После обеда Мэй пошла прогуляться по территории госпиталя. Выздоравливающие больные выползли на теплое солнышко и медленно передвигали ноги, поддерживаемые родственниками и друзьями, будто марионетки с оборванными нитями. Мужчина, сплошь замотанный бинтами, ковылял нетвердыми шагами, часто останавливаясь, чтобы перевести дыхание. Две деревенского вида женщины средних лет помогали крупному мужчине в тяжелой зимней шинели заново учиться ходить — тот плевался от боли и досады. Все пациенты двигались как заведенные, каждый со своей скоростью и ритмом. Время здесь текло неторопливо, сливаясь в бесконечные минуты и часы.
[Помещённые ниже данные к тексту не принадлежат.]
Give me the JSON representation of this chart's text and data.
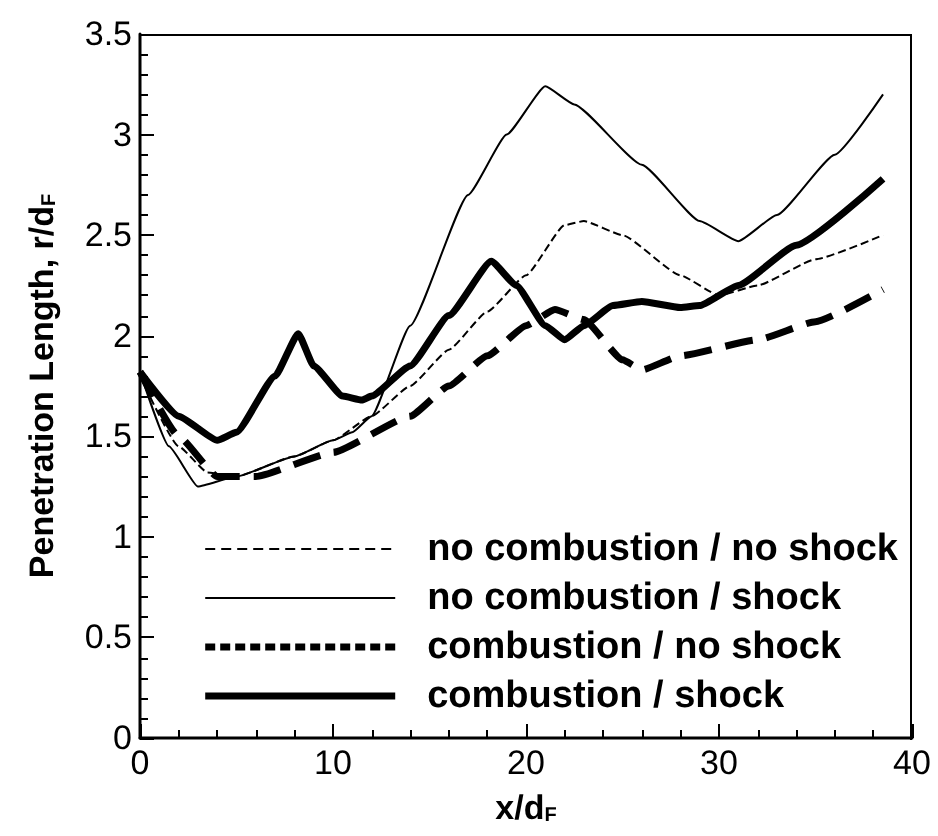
{
  "chart_data": {
    "type": "line",
    "xlabel": "x/d$_{F}$",
    "ylabel": "Penetration Length, r/d$_{F}$",
    "xlim": [
      0,
      40
    ],
    "xticks": [
      0,
      10,
      20,
      30,
      40
    ],
    "ylim": [
      0,
      3.5
    ],
    "yticks": [
      0,
      0.5,
      1,
      1.5,
      2,
      2.5,
      3,
      3.5
    ],
    "grid": false,
    "legend": "bottom right",
    "marker": "none",
    "series": [
      {
        "name": "no combustion / no shock",
        "color": "#000000",
        "line_style": "dashed",
        "x": [
          0,
          2,
          3.5,
          5,
          8,
          10,
          12,
          14,
          16,
          18,
          20,
          22,
          23,
          25,
          28,
          30,
          32,
          35,
          38.5
        ],
        "values": [
          1.8,
          1.45,
          1.32,
          1.3,
          1.4,
          1.48,
          1.6,
          1.75,
          1.93,
          2.12,
          2.3,
          2.55,
          2.57,
          2.5,
          2.3,
          2.2,
          2.25,
          2.38,
          2.5
        ]
      },
      {
        "name": "no combustion / shock",
        "color": "#000000",
        "line_style": "solid",
        "x": [
          0,
          1.5,
          3,
          5,
          8,
          10,
          11,
          12,
          14,
          17,
          19,
          21,
          22.5,
          26,
          29,
          31,
          33,
          36,
          38.5
        ],
        "values": [
          1.82,
          1.45,
          1.25,
          1.3,
          1.4,
          1.48,
          1.52,
          1.6,
          2.05,
          2.7,
          3.0,
          3.24,
          3.15,
          2.85,
          2.57,
          2.47,
          2.6,
          2.9,
          3.2
        ]
      },
      {
        "name": "combustion / no shock",
        "color": "#000000",
        "line_style": "dashed",
        "x": [
          0,
          2,
          4,
          6,
          10,
          14,
          16,
          18,
          20,
          21.5,
          23,
          25,
          26,
          28,
          32,
          35,
          38.5
        ],
        "values": [
          1.82,
          1.5,
          1.3,
          1.3,
          1.42,
          1.6,
          1.75,
          1.9,
          2.05,
          2.13,
          2.08,
          1.88,
          1.83,
          1.9,
          1.98,
          2.07,
          2.23
        ]
      },
      {
        "name": "combustion / shock",
        "color": "#000000",
        "line_style": "solid",
        "x": [
          0,
          2,
          4,
          5,
          7,
          8.2,
          9,
          10.5,
          11.5,
          12,
          14,
          16,
          18.2,
          19.5,
          21,
          22,
          23,
          24.5,
          26,
          28,
          29,
          31,
          34,
          38.5
        ],
        "values": [
          1.82,
          1.6,
          1.48,
          1.52,
          1.8,
          2.01,
          1.85,
          1.7,
          1.68,
          1.7,
          1.85,
          2.1,
          2.37,
          2.25,
          2.05,
          1.98,
          2.05,
          2.15,
          2.17,
          2.14,
          2.15,
          2.25,
          2.45,
          2.78
        ]
      }
    ]
  }
}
Угнетенная этим безрадостным зрелищем, Мэй повернулась и направилась к главным воротам, минуя вход в реанимационное отделение. Сюда то и дело подкатывали автомобили с людьми, нуждающимися в срочной помощи, а два охранника в форме кричали и ругались, освобождая проезд для «неотложек».
За воротами Мэй пошла вдоль ограды, отвергнув назойливые приглашения «левых» таксистов, и добрела до ресторанчика в сотне метров от госпиталя, единственного на несколько километров вокруг. Столы в нем были накрыты замасленными клеенками, а посетителей обслуживала одна неприветливая официантка. Мэй обошла ресторанчик и увидела, что ее красный «мицубиси» по-прежнему стоит на платной автостоянке. Судя по количеству припаркованных машин, владельцы заведения неплохо зарабатывали на больных и умирающих в военном госпитале.
Поставить здесь на ночь свой автомобиль посоветовала ей сиделка. Стоимость места оказалась выше, чем на автостоянке перед Пекинским театром. Но если бросить машину на улице, кто-нибудь обязательно запустит в стекло кирпичом. «Вот тебе и капитализм в действии, — подумала Мэй. — Есть спрос, есть и предложение, все по науке». Она вошла в ресторан и уплатила за вторую ночь парковки.
Вернувшись к палате двести шесть, Мэй увидела у двери двух мужчин. Она сразу узнала дядю Чэня; из-под задравшейся сзади короткой спортивной куртки бежевого цвета выглядывал потертый брючный ремень. Его спутник был ей незнаком. Высокий — не меньше метра восьмидесяти, прикинула Мэй, — чисто выбрит, в опрятном сером костюме и очках без оправы. Судя по внешности, человек он осмотрительный и педантичный — такой за всю жизнь не сделает ни одного необдуманного шага.